162 :
文責・名無しさん:
朝日新聞2002/12/21土曜
イラク問題で苦悩する左派―週刊誌「ネイション」VS.有名コラムニスト
廣部 泉 北海道大学助教授
左翼系週刊誌「ネイション」のコラムニストで、20年以上にわたって同誌で活躍していた
クリストファー・ヒチェンスが、同誌と袂を分かった。ヒチェンスの側が一方的に
関係解消を通告したようである。米国政府の対イラク攻撃の是非を巡る意見の相違が
直接の原因とされる。その結果、10月14日号に掲載された彼の記事が同誌における
最後となった。左派の有力論客として名をなしてきた彼のこの決断は、
米国左派の停滞を象徴するものとして話題になっている。
そもそも、「ネイション」誌があくまでイラク攻撃反対の立場をとる一方で
ヒチェンスは攻撃酸性の立場を明らかにしていた。とくに9月始めに彼が
「ボストン・グローブ」紙に寄稿した「戦争にはうってつけの時」という記事において
その立場を強調した時点で、相違は決定的となった。彼の決断の背景には、
「ネイション」誌が擁護する戦争反対派の多くが極端な議論に走りすぎるという
ことがある。戦争に反対し、第三世界を擁護することは、道徳的に優位であるという
立場を振りかざし、ブッシュ大統領をヒトラーになぞらえ、悪魔呼ばわりするのみで、
よりより将来に向けての具体的展望が示せていないというのである。
米国のすることはすべて悪、第三世界は善と決めつける方向に動きすぎ、
一般の米国民感情からも乖離してしまっているという。
つづく
163 :
文責・名無しさん:02/12/21 15:29 ID:DgRSqi4A
つづき
ヒチェンスは最後のコラムで急進的な意見を戦わせるべき場であるはずの
「ネイション」誌が一方の側に肩入れし、ビンラディンよりも
アシュクロフト司法長官の方が脅威であるというような極端な論議に一方的に
加担するようになったのでは、同誌との関係を絶たざるを得ないとした。
ヒチェンスを支持するロン・ローゼンバウムは、「ニューヨーク・オブザーバー」誌
において、左派知識人のようにブッシュ大統領の知的レベルを揶揄するのは愉快で
たやすいかも知れないが、彼らには大局が見えておらず、そもそもナチスドイツと
米国を同一視するような議論は馬鹿げていると論じる。
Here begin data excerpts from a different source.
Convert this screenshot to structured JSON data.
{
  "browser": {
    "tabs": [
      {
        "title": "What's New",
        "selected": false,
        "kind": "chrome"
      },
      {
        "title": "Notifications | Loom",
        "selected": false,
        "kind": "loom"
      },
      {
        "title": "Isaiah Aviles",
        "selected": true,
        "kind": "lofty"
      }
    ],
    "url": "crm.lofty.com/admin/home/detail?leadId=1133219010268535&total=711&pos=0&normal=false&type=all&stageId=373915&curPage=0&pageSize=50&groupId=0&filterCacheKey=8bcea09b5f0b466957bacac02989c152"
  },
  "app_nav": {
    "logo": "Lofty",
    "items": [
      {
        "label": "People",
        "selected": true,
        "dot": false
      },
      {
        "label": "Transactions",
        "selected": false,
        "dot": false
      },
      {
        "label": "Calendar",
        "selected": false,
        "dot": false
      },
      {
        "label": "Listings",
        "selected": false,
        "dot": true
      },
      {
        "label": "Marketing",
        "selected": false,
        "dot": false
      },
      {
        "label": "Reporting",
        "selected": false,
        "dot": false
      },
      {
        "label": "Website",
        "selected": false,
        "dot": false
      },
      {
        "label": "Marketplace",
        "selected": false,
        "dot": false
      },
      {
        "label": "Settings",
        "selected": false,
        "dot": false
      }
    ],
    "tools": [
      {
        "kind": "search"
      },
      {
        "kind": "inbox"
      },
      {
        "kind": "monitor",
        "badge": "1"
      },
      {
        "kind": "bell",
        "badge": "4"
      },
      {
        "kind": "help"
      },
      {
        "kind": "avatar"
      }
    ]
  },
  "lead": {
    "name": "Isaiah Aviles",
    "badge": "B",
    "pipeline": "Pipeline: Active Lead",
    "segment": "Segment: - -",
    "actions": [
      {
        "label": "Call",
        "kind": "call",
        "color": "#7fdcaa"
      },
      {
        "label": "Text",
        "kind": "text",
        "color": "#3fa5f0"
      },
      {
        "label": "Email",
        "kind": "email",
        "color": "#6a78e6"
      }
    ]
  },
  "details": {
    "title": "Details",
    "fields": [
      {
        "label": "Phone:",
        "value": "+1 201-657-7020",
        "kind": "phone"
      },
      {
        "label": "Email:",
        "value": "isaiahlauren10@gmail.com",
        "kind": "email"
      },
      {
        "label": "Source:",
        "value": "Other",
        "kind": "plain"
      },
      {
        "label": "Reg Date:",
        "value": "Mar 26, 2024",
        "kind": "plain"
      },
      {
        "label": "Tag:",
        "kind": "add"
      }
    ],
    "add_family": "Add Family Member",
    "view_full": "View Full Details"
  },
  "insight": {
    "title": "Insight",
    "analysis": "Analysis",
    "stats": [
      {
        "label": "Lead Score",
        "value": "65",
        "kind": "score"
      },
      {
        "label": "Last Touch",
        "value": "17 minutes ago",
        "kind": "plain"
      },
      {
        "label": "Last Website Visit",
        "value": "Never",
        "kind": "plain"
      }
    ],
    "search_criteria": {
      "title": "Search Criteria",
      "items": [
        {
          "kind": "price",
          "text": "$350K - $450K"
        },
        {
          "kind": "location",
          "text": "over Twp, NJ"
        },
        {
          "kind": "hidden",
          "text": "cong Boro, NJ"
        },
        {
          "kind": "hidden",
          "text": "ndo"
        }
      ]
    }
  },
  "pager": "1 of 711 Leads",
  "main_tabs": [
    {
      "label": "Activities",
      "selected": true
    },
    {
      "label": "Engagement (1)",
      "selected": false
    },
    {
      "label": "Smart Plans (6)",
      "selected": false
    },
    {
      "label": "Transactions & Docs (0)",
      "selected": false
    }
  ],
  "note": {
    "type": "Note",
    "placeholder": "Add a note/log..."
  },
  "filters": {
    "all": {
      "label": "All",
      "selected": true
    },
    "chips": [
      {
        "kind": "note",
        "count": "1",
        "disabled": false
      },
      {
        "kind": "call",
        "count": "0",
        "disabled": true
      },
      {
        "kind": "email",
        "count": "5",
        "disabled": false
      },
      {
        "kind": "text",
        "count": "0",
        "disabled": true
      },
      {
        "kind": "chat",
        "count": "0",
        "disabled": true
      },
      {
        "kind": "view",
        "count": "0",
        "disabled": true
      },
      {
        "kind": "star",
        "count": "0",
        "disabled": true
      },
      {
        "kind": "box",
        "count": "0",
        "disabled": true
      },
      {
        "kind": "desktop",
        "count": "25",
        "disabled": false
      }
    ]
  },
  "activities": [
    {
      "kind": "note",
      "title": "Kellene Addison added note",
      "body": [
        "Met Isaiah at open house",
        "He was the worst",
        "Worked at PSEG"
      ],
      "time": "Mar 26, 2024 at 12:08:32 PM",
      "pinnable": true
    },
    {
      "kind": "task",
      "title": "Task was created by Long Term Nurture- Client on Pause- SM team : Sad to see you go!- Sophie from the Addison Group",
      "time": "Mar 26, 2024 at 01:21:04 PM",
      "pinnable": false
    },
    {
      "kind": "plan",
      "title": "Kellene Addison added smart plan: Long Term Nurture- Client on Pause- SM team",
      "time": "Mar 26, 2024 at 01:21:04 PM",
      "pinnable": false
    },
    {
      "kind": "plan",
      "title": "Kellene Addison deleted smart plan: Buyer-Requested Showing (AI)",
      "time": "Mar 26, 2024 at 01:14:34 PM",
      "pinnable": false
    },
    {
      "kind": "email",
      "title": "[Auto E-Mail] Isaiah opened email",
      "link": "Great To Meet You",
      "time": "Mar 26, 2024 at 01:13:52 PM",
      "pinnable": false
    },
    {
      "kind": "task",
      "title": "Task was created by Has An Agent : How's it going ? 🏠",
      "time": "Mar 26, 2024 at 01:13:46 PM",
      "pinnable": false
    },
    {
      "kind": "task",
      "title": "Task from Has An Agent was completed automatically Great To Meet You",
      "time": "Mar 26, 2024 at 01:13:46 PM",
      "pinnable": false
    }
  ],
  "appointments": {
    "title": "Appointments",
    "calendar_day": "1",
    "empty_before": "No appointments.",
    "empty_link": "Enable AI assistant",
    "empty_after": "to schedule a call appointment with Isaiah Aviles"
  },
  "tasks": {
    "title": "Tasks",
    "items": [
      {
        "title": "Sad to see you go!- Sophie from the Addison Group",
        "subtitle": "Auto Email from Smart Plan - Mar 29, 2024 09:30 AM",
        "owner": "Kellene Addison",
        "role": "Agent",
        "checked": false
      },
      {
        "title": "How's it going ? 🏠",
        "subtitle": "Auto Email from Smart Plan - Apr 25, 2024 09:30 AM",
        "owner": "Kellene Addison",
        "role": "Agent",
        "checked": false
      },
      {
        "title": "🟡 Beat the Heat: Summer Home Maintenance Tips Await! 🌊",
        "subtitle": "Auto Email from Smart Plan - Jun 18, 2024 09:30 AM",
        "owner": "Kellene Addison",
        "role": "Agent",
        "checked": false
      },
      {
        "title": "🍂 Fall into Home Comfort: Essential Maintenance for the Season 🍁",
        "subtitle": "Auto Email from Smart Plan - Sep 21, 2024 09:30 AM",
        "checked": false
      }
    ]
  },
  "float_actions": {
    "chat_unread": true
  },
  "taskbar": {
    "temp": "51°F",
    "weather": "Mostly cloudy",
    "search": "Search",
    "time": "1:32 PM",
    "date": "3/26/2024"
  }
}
左派雑誌「ディセント」を
自ら編集し、イラク攻撃反対の立場をとるマイケル・ウォルツァーですらも、
左派はテロを減らすために具体的になにが出来るか真剣に考えているとは思えないと
言わざるを得ないと語る。
現実的な方策を伴った反論が見えてこず、有力な論客たちが離反して行かざるを
えないところに米国左派の苦悩があるのかもしれない。